Patrick T. Fallon / Getty Images A little over a year after he was hired to oversee Instcart's contractor workforce and customer service team, senior vice president of operations Mike Swartz is leaving the company, BuzzFeed News has confirmed.
Prior to joining Instacart, Swartz had a decade-long career in operations at Amazon; he has also served as an advisor to Flipkart and Warby Parker. The news comes on the heels of a $400 million funding round for Instacart, which is now valued at $3.4 billion. But in other ways, it's been a tough year for Instacart, marked by an increasingly tense relationship with its workforce. "Shoppers" who work in-store are Instacart employees, but shoppers who buy and deliver customers' groceries are contract workers.
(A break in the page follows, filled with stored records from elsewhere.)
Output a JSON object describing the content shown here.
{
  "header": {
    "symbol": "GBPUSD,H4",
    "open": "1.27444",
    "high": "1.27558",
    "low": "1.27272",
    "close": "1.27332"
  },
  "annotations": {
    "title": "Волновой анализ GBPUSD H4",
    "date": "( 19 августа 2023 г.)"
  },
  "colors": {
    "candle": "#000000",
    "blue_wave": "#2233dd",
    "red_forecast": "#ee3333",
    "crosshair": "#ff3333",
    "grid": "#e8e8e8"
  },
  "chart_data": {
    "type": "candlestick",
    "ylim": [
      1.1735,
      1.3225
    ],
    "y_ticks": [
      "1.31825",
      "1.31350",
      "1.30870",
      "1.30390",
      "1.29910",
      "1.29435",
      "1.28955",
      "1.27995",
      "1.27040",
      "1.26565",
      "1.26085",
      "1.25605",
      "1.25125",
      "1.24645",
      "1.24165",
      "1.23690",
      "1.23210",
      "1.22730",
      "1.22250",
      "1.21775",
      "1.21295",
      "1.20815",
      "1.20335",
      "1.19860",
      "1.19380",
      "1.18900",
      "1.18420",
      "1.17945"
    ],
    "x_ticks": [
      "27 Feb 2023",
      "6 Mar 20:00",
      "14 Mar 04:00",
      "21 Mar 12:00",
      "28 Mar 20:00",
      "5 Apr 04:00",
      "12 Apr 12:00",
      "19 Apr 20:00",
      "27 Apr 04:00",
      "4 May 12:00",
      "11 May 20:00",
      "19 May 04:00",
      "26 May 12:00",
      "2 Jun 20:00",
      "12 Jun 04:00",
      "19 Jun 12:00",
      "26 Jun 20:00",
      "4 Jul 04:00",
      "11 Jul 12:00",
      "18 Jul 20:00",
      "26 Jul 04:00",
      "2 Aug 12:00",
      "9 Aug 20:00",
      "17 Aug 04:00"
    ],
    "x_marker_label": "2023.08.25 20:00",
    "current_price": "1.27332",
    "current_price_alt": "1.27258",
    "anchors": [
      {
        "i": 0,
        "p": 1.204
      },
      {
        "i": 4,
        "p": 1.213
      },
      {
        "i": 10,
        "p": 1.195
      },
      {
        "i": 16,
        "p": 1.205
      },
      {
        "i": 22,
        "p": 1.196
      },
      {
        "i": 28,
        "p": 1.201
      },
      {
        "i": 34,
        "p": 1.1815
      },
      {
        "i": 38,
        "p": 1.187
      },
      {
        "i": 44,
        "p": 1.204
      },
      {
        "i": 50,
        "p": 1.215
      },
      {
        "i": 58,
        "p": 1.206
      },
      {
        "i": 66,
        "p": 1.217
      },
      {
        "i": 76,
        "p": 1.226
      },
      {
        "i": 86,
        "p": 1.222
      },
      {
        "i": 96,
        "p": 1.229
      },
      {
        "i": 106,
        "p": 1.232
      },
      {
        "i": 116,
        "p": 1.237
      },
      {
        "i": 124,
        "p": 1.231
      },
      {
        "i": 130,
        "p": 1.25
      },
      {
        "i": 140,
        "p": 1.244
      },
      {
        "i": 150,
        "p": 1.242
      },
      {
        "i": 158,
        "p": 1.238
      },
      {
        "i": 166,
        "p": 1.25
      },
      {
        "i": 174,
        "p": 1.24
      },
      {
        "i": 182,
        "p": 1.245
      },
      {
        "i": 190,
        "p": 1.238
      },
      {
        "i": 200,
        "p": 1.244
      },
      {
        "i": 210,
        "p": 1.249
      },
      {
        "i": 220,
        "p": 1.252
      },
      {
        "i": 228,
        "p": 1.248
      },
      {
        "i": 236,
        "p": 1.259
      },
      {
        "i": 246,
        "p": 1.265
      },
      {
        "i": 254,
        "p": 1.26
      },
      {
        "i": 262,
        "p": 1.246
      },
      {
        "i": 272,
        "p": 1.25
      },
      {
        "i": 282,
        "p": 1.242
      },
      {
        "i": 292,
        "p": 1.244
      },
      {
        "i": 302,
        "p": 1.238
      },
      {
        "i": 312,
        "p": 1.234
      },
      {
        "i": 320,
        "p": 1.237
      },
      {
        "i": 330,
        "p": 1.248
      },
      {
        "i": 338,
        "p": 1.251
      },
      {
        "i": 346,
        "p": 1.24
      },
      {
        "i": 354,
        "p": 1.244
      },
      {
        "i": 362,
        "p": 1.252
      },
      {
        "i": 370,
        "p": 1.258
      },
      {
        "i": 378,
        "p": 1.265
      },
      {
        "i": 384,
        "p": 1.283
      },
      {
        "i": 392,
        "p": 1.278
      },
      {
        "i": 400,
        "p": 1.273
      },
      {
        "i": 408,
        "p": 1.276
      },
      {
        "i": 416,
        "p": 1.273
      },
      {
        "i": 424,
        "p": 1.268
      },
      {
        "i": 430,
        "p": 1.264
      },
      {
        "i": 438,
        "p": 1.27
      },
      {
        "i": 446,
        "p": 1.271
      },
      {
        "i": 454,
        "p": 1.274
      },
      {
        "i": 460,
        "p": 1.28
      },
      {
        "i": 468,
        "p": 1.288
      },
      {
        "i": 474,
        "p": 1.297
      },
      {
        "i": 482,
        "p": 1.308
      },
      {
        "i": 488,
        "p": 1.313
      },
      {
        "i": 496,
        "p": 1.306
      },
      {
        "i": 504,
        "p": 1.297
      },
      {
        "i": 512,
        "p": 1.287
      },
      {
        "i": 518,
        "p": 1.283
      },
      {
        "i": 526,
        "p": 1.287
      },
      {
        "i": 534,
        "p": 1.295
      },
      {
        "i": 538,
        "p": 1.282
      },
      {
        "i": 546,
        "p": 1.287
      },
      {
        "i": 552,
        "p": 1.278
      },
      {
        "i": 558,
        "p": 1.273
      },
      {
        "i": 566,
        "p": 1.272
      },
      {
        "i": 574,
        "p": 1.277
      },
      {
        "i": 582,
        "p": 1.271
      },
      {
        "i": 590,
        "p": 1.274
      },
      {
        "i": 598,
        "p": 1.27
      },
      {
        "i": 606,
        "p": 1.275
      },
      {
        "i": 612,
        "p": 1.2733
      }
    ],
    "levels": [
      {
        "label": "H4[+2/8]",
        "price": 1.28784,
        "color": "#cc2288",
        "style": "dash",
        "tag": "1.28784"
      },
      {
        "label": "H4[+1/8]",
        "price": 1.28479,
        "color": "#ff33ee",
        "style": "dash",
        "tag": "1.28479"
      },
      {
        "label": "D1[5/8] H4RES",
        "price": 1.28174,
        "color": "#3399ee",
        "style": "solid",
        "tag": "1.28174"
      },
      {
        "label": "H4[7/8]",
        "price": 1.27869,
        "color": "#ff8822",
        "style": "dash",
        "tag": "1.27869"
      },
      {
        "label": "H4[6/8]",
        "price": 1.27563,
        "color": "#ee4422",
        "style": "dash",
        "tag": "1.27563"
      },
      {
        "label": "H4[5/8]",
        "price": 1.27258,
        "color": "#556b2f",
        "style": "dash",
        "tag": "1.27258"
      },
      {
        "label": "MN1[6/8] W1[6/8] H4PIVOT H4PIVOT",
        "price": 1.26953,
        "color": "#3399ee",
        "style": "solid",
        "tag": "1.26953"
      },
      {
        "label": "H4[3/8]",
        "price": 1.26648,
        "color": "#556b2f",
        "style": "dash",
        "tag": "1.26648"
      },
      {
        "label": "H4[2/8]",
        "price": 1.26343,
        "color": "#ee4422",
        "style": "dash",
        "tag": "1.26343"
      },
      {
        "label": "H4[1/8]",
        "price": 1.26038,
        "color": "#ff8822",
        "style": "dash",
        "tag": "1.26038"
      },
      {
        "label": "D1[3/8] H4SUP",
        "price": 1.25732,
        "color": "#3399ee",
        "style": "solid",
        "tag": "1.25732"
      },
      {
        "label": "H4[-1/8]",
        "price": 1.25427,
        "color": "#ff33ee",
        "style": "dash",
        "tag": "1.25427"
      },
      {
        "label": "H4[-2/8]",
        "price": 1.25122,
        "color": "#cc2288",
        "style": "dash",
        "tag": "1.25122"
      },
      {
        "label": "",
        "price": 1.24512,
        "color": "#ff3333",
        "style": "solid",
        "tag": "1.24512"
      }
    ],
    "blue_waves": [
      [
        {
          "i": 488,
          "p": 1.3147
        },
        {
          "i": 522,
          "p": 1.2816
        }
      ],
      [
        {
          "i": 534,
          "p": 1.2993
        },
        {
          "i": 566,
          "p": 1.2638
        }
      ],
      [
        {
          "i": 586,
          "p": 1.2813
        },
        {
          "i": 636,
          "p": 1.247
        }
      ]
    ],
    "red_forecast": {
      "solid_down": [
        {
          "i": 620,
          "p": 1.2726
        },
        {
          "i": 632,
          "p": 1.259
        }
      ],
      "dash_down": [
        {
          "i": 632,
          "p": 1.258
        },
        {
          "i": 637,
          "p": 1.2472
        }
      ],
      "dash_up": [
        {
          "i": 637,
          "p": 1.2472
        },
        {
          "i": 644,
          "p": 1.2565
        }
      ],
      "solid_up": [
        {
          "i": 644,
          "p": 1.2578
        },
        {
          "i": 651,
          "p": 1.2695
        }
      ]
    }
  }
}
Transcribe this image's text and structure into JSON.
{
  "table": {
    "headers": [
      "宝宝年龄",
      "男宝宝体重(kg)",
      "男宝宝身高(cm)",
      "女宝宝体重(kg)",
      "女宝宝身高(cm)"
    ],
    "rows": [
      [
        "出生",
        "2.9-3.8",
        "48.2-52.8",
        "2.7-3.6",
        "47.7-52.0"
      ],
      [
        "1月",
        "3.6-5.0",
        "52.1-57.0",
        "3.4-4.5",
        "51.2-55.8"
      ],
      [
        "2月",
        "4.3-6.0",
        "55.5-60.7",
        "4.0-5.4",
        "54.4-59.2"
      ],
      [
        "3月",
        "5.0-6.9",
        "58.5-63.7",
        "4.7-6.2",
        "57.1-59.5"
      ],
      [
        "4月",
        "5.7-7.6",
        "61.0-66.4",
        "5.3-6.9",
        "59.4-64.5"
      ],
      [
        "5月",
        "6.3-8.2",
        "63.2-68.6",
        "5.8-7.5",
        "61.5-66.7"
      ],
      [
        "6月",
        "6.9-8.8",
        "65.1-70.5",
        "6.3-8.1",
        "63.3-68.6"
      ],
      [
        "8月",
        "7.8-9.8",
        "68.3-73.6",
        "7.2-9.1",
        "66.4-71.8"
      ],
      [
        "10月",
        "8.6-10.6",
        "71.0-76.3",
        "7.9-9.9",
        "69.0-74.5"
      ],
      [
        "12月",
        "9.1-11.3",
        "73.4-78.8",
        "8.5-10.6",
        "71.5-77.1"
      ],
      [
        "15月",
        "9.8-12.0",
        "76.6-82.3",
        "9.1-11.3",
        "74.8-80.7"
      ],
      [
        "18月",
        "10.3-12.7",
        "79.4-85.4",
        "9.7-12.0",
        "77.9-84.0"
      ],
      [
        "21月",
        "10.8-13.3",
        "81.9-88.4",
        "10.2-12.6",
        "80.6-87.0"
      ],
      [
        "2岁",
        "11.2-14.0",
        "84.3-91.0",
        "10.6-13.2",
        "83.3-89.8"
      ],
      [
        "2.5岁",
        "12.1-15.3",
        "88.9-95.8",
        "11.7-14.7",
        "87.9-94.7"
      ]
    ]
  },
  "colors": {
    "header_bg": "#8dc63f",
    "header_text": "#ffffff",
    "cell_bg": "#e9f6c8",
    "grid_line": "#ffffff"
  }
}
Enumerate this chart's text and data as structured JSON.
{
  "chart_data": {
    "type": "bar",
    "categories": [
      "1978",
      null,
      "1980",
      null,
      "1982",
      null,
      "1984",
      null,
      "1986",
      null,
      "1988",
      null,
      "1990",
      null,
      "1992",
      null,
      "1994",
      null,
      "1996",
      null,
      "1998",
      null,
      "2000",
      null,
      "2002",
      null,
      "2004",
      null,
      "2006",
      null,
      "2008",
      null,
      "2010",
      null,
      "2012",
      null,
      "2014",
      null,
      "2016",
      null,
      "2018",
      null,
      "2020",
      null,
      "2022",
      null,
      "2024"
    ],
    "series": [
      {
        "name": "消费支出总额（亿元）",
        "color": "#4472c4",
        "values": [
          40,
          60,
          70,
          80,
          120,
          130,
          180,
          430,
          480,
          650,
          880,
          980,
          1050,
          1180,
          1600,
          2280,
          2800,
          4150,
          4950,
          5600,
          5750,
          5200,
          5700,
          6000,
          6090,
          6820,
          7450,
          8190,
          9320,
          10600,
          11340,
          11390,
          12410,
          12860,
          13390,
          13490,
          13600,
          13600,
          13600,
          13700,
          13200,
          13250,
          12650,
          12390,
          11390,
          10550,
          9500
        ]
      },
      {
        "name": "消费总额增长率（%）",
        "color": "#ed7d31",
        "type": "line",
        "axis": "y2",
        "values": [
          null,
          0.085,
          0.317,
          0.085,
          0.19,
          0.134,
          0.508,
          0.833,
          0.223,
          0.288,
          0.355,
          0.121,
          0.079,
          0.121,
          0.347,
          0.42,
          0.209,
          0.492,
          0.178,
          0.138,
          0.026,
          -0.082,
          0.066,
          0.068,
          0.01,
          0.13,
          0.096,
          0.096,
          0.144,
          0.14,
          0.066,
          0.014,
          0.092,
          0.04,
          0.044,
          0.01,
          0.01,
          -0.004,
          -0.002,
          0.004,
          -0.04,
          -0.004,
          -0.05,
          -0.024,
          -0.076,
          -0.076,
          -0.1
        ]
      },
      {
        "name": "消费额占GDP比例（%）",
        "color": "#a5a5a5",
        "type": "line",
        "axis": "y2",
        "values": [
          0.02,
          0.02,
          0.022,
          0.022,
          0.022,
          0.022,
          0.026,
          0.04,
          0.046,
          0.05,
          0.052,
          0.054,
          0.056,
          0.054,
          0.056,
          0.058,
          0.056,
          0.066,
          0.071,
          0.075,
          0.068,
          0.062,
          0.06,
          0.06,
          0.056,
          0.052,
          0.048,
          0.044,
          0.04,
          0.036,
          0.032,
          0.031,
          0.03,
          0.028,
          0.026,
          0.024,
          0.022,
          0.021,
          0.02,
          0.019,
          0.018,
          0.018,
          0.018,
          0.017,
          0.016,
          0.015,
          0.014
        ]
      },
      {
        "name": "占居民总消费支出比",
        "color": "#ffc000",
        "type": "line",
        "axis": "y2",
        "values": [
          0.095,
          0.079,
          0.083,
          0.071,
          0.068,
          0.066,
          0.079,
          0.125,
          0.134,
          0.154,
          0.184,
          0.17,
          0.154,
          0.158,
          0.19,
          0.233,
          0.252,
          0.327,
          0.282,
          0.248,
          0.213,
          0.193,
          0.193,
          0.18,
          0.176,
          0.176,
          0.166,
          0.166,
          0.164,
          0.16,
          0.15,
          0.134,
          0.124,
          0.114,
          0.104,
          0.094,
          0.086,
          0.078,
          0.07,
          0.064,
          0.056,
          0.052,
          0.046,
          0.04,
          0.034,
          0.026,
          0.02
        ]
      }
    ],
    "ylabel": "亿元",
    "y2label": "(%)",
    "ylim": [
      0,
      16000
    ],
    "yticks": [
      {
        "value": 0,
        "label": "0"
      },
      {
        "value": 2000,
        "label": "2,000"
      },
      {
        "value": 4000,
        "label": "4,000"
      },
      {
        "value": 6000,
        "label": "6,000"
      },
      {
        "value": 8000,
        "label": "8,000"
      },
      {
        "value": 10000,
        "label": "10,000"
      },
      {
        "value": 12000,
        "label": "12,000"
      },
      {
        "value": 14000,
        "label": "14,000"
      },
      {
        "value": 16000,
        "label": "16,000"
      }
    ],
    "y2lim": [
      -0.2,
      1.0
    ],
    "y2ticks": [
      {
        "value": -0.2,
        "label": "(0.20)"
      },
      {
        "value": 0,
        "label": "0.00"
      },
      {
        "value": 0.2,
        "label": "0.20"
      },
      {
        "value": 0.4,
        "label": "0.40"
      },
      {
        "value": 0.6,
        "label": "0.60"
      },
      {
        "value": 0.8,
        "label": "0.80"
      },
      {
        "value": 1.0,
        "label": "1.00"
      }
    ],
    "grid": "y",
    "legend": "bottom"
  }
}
Instacart first cut delivery worker wages last March. Then, in September, the company announced it was replacing tips with a service fee that would be collected by the company and distributed to workers. After workers revolted, Instacart agreed to keep tips on the platform — but it made the service fee, which doesn't go directly to workers, the default option. Instacart failed to explain the difference between the fee and tips to customers; as a result, the delivery workers saw their earnings slide. In October, Instacart CEO Apoorva Mehta told BuzzFeed News that shoppers would have to earn less for the company to continue to grow. In December, a group of workers filed a class action lawsuit against the company That lawsuit was settled last month for $4.6 million. In the settlement, Instacart promised to better differentiate between tips and the service fee in the future, though how it plans to do that is unclear. Meanwhile, Instacart shoppers tell BuzzFeed News that the rates they earn per delivery have continued to fall. In a statement about Swartz, Instacart said, "He's been a great asset to our team in the last year, and we wish him the best in his future endeavors." Swartz did not immediately return a request for comment from BuzzFeed News.
At the time of his hiring, Swartz told Recode, "When you think about changing traffic patterns, product availability, the weather, customer preferences, you realize how complex the demand modeling can be."